Resilience engineering is becoming a required practice as people begin to expect
services to be available nearly 100% of the time. We have the same requirements
of the systems that sustain us: ecosystems, anatomical systems. Our world is one
complex adaptive system after another.
<!--more-->
If you consider our anatomy, we have redundant systems: 2 lungs, 2 kidneys, 2
halves of the brain, 2 arms, 2 legs, etc. In cases where one of the components
is degraded, the other component is able to pick up some of the slack to sustain
life.
Because we are building systems, we as engineers must be acutely aware of how we
intend to build resilience into our systems.
## What is a system?
A system is a number of connected entities. Connected in this sense could be via a TCP
connection or it could be connected by an asynchronous delivery mechanism such
as a queue.
## What does it mean to be Complex?
Complexity is a little different in systems than in the other areas we
see it in our code. We have analysis tools that can tell us if code is too
complex based on certain criteria: long functions, too many if statements, etc.
This is complexity within a certain scope, but complexity in systems
means more connections of components. The complexity of the components
themselves are irrelevant. It doesn't matter if the component is a simple
web server or a Postgres database with 1000s of partitioned tables.
In systematic complexity the number of _connected_ components is what matters
and measuring the number of "hops" between components. We'll dive into this more
in a bit.
## What does it mean to be adaptive?
Adaptive systems are systems in which the behavior of the system changes in
response to changes in connections and the state of those connections.

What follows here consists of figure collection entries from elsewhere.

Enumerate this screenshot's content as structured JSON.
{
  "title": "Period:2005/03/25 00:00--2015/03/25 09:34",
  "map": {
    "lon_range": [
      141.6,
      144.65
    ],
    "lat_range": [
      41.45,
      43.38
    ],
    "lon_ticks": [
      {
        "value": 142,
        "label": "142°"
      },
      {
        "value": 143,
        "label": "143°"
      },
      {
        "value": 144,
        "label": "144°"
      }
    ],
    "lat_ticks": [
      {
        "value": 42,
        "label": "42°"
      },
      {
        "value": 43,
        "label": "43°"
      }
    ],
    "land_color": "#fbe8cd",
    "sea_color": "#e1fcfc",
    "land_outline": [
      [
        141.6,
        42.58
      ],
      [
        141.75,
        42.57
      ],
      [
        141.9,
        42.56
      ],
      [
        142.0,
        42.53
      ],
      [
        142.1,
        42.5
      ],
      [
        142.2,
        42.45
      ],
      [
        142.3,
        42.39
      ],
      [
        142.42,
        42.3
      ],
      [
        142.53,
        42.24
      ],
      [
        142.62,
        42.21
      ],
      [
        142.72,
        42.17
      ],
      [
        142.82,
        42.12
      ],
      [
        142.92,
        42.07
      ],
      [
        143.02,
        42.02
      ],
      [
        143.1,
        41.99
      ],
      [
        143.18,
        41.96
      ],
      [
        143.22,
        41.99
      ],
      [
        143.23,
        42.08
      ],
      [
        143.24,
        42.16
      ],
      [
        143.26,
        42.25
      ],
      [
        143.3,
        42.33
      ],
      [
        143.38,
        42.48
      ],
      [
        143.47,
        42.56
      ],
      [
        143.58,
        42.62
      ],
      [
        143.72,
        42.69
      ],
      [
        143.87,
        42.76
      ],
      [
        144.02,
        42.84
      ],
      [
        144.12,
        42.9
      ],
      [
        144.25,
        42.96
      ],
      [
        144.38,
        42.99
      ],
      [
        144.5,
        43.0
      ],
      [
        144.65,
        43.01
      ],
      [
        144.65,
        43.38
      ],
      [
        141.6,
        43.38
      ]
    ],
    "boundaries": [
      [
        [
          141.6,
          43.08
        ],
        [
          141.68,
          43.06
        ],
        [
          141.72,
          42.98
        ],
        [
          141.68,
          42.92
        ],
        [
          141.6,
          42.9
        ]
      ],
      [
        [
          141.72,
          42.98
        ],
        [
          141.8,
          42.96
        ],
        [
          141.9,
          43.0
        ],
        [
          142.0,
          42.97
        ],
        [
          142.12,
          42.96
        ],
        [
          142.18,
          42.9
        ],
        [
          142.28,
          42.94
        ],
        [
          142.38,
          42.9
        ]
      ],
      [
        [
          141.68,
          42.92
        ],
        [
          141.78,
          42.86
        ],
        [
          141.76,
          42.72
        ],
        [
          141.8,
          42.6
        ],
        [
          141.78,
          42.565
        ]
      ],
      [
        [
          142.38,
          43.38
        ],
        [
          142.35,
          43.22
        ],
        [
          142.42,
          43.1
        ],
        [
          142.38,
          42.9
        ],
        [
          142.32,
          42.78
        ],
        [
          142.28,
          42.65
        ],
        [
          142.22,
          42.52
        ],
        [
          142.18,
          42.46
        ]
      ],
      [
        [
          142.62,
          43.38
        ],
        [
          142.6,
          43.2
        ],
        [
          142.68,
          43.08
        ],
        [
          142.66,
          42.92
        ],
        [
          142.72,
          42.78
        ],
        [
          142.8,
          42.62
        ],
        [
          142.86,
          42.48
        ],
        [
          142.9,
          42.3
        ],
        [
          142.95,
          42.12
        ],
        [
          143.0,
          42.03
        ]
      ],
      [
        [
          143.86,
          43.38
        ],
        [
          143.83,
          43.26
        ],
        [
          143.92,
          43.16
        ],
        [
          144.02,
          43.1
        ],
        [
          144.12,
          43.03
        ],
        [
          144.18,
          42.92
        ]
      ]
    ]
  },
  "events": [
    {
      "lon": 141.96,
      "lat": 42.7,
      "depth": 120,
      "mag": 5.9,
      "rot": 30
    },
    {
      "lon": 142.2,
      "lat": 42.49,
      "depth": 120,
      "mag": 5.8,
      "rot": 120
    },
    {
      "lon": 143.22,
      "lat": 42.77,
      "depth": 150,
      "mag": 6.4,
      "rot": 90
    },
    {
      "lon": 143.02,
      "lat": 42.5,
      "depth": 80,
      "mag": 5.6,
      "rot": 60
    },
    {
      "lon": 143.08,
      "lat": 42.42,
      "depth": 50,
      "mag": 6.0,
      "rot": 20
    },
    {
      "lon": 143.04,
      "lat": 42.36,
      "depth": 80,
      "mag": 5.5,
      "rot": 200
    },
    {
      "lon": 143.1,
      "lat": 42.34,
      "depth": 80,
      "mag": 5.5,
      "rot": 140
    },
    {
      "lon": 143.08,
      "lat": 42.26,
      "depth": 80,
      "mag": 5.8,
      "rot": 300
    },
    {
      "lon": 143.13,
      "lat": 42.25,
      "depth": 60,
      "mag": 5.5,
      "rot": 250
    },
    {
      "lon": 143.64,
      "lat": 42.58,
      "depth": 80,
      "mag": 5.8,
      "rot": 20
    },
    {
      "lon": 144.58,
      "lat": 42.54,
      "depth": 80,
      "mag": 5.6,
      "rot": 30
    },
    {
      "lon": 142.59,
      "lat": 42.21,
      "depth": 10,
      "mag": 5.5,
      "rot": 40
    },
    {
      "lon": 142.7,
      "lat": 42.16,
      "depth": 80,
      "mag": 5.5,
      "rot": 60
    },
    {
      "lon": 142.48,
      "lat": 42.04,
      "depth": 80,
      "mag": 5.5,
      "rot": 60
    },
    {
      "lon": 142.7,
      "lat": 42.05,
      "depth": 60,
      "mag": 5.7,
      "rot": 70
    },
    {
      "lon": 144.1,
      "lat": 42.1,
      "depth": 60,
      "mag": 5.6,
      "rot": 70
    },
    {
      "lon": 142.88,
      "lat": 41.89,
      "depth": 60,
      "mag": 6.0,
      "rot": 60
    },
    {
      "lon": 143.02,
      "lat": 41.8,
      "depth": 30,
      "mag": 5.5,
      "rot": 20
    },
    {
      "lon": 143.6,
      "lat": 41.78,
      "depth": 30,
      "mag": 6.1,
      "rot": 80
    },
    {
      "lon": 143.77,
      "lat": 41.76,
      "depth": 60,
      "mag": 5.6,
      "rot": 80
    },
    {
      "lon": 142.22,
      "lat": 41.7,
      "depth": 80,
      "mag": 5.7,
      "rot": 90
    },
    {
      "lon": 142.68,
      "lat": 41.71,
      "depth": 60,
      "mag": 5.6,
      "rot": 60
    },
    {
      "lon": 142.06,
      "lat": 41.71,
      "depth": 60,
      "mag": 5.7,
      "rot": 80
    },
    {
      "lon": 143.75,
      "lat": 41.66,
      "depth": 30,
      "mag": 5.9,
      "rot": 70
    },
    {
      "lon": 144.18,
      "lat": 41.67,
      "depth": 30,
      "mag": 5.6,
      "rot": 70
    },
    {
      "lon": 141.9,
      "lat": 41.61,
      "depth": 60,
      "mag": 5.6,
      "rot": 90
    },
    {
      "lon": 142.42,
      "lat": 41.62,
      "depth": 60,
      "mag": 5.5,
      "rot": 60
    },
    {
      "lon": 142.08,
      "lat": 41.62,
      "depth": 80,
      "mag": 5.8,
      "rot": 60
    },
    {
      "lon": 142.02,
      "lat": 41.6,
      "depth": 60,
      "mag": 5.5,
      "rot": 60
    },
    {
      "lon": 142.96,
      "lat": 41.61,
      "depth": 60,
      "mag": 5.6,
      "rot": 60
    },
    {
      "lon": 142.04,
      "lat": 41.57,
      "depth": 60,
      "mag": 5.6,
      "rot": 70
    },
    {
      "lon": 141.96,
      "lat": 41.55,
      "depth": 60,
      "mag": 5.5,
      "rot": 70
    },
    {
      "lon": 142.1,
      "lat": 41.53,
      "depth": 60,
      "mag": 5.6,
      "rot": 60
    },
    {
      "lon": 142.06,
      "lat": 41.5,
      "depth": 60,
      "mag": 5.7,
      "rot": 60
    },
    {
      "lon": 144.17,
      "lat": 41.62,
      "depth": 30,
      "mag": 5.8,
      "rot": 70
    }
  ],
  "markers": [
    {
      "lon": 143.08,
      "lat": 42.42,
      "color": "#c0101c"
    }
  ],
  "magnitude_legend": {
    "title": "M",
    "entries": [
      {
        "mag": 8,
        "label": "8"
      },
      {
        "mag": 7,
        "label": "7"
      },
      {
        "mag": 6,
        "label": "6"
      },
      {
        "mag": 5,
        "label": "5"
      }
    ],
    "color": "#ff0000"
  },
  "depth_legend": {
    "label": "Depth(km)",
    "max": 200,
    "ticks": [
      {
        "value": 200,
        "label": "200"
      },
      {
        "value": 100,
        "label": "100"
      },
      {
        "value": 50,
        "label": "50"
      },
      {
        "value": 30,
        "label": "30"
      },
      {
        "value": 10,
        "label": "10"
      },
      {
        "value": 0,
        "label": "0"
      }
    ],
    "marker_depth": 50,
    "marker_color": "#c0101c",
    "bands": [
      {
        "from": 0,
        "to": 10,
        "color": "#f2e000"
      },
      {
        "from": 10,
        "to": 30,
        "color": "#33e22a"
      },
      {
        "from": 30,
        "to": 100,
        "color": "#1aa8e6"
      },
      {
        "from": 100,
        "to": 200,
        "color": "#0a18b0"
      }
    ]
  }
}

## 3 properties of complex systems
### Unpredictability
Each component has it's own behaviors and because of the highly connected nature
of complex systems coupled with non-linear behaviors, it is not possible to
determine what the state of the system will be in the future. This is why during
outages and incidents multiple causes will be at play.
The unpredictability of complex systems means that we cannot predict ways in
which a system will fail, so we must have contingencies for **when systems fail,
not if**.
### Susceptibility to Contagion
Anomalies in a system can spread at a rapid rate in complex systems because of
the highly connected nature of them. A good example of this in software systems
is "cascading failures" that start when one component fails and the failure of
that component seems to spread to other components.

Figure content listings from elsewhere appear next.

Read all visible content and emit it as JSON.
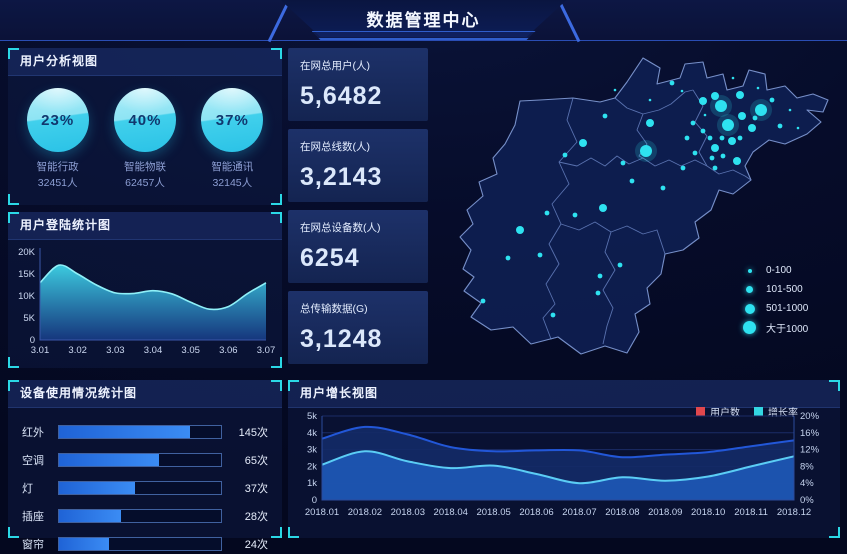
{
  "header": {
    "title": "数据管理中心"
  },
  "panels": {
    "user_analysis": {
      "title": "用户分析视图",
      "items": [
        {
          "percent": "23%",
          "label": "智能行政",
          "count": "32451人"
        },
        {
          "percent": "40%",
          "label": "智能物联",
          "count": "62457人"
        },
        {
          "percent": "37%",
          "label": "智能通讯",
          "count": "32145人"
        }
      ]
    },
    "login_stats": {
      "title": "用户登陆统计图"
    },
    "device_usage": {
      "title": "设备使用情况统计图"
    },
    "user_growth": {
      "title": "用户增长视图"
    }
  },
  "stats": [
    {
      "label": "在网总用户(人)",
      "value": "5,6482"
    },
    {
      "label": "在网总线数(人)",
      "value": "3,2143"
    },
    {
      "label": "在网总设备数(人)",
      "value": "6254"
    },
    {
      "label": "总传输数据(G)",
      "value": "3,1248"
    }
  ],
  "map": {
    "legend": [
      {
        "label": "0-100",
        "size": 4
      },
      {
        "label": "101-500",
        "size": 7
      },
      {
        "label": "501-1000",
        "size": 10
      },
      {
        "label": "大于1000",
        "size": 13
      }
    ],
    "dots": {
      "big": [
        [
          266,
          58
        ],
        [
          306,
          62
        ],
        [
          273,
          77
        ],
        [
          191,
          103
        ]
      ],
      "medium": [
        [
          260,
          48
        ],
        [
          285,
          47
        ],
        [
          248,
          53
        ],
        [
          287,
          68
        ],
        [
          297,
          80
        ],
        [
          260,
          100
        ],
        [
          277,
          93
        ],
        [
          195,
          75
        ],
        [
          128,
          95
        ],
        [
          65,
          182
        ],
        [
          148,
          160
        ],
        [
          282,
          113
        ]
      ],
      "small": [
        [
          217,
          35
        ],
        [
          238,
          75
        ],
        [
          232,
          90
        ],
        [
          248,
          83
        ],
        [
          255,
          90
        ],
        [
          267,
          90
        ],
        [
          240,
          105
        ],
        [
          257,
          110
        ],
        [
          268,
          108
        ],
        [
          285,
          90
        ],
        [
          300,
          70
        ],
        [
          317,
          52
        ],
        [
          325,
          78
        ],
        [
          150,
          68
        ],
        [
          177,
          133
        ],
        [
          168,
          115
        ],
        [
          208,
          140
        ],
        [
          228,
          120
        ],
        [
          260,
          120
        ],
        [
          110,
          107
        ],
        [
          92,
          165
        ],
        [
          120,
          167
        ],
        [
          145,
          228
        ],
        [
          165,
          217
        ],
        [
          53,
          210
        ],
        [
          85,
          207
        ],
        [
          28,
          253
        ],
        [
          98,
          267
        ],
        [
          143,
          245
        ]
      ],
      "tiny": [
        [
          195,
          52
        ],
        [
          278,
          30
        ],
        [
          335,
          62
        ],
        [
          343,
          80
        ],
        [
          227,
          43
        ],
        [
          250,
          67
        ],
        [
          303,
          40
        ],
        [
          160,
          42
        ]
      ]
    }
  },
  "chart_data": [
    {
      "id": "login",
      "type": "area",
      "title": "用户登陆统计图",
      "x": [
        "3.01",
        "3.02",
        "3.03",
        "3.04",
        "3.05",
        "3.06",
        "3.07"
      ],
      "values": [
        13000,
        15000,
        10700,
        11200,
        8600,
        7600,
        13000
      ],
      "curve_samples_k": [
        13,
        17,
        15,
        12.5,
        10.7,
        10.6,
        11.2,
        10.5,
        8.6,
        7,
        7.6,
        10.5,
        13
      ],
      "ylabels": [
        "0",
        "5K",
        "10K",
        "15K",
        "20K"
      ],
      "ylim": [
        0,
        20000
      ],
      "grid": false,
      "colors": {
        "line": "#8ff0f8",
        "fill_top": "#3fd4e8",
        "fill_bottom": "#173a85"
      }
    },
    {
      "id": "device",
      "type": "bar",
      "title": "设备使用情况统计图",
      "categories": [
        "红外",
        "空调",
        "灯",
        "插座",
        "窗帘"
      ],
      "values": [
        145,
        65,
        37,
        28,
        24
      ],
      "unit": "次",
      "value_labels": [
        "145次",
        "65次",
        "37次",
        "28次",
        "24次"
      ],
      "fill_percent": [
        81,
        62,
        47,
        38,
        31
      ],
      "colors": {
        "bar": "#2e7ff0",
        "track_border": "#40619f"
      }
    },
    {
      "id": "growth",
      "type": "area",
      "title": "用户增长视图",
      "categories": [
        "2018.01",
        "2018.02",
        "2018.03",
        "2018.04",
        "2018.05",
        "2018.06",
        "2018.07",
        "2018.08",
        "2018.09",
        "2018.10",
        "2018.11",
        "2018.12"
      ],
      "series": [
        {
          "name": "用户数",
          "axis": "left",
          "values": [
            3650,
            4350,
            3900,
            3150,
            2900,
            2950,
            2950,
            2550,
            2700,
            2850,
            3200,
            3550
          ],
          "line": "#2257d8",
          "fill": "#132a66",
          "marker": "#e0474d"
        },
        {
          "name": "增长率",
          "axis": "right",
          "values": [
            8.4,
            11.6,
            9.2,
            7.6,
            8.2,
            6.2,
            4.0,
            5.4,
            4.6,
            5.6,
            8.0,
            10.4
          ],
          "line": "#5bcdf5",
          "fill": "#1d55b2",
          "marker": "#33d6e2"
        }
      ],
      "left_ylabels": [
        "0",
        "1k",
        "2k",
        "3k",
        "4k",
        "5k"
      ],
      "left_ylim": [
        0,
        5000
      ],
      "right_ylabels": [
        "0%",
        "4%",
        "8%",
        "12%",
        "16%",
        "20%"
      ],
      "right_ylim": [
        0,
        20
      ],
      "legend_position": "top-right",
      "grid": true
    }
  ],
  "appearance": {
    "accent_cyan": "#2bd8e6",
    "sphere_cyan": "#3ecfec",
    "bar_blue": "#2e7ff0",
    "panel_bg": "#0f1c46",
    "page_bg": "#060c2a",
    "map_region_fill": "#0e1e50",
    "map_border": "#7d97d2",
    "dot_cyan": "#2ee2f0",
    "legend_red": "#e0474d",
    "text_light": "#eef3ff",
    "text_muted": "#8d9fd4"
  }
}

### Modularity - Failure Domains
Modularity is that although a complex system may be highly connected, parts of
the system emerge as entire failure domains. Think of your data tier. You may
run a clustered database like Cassandra, MongoDB, XtraDB, Galera, or
Postgres-XL. This does not insulate it from failure. Loss of quorum can lead to
unavailability for example.
Modularity is defined as well as a system is connected, some parts are more
connected than others.
![[adaptive-systems-modularity.png]]
*A somewhat typical application architecture*
## Resilience
Resilience is how we need to combat the uncertainty of a complex system. We
cannot enumerate and predict all the failure modes of a system, but we can build
contingencies for unavailability of any component. This is how We already build redundancy
into our systems. We deploy multiple instances of software, we have
active/passive configurations, etc. By employing software resiliency patterns
such as circuit breakers, bulkheads, timeouts, deadlines, and fast failures
(just to name a few) we can accept and embrace the modularity in systems.
### Redundancy
Redundancy helps mostly with failures internal to a component. A server fails, a
network is partitioned, but redundancy allows us to handle the loss. Sometimes
this means needing to have awareness of other members in a clustered
configuration but a server failure should not impact the availability of another
component. That is where modularity and resilience patterns come in.
### Define Failure Domains - Modularity
Recognizing the failure domains of a system let you define areas to employ
resilience patterns against. You know that the database is a failure domain
eventhough individual component failure is isolated by use of redundant
instances. If the database becomes unavailable, your service can still degrade
gracefully and handle failure, creating an adaptive user experience in the face
of overt failure.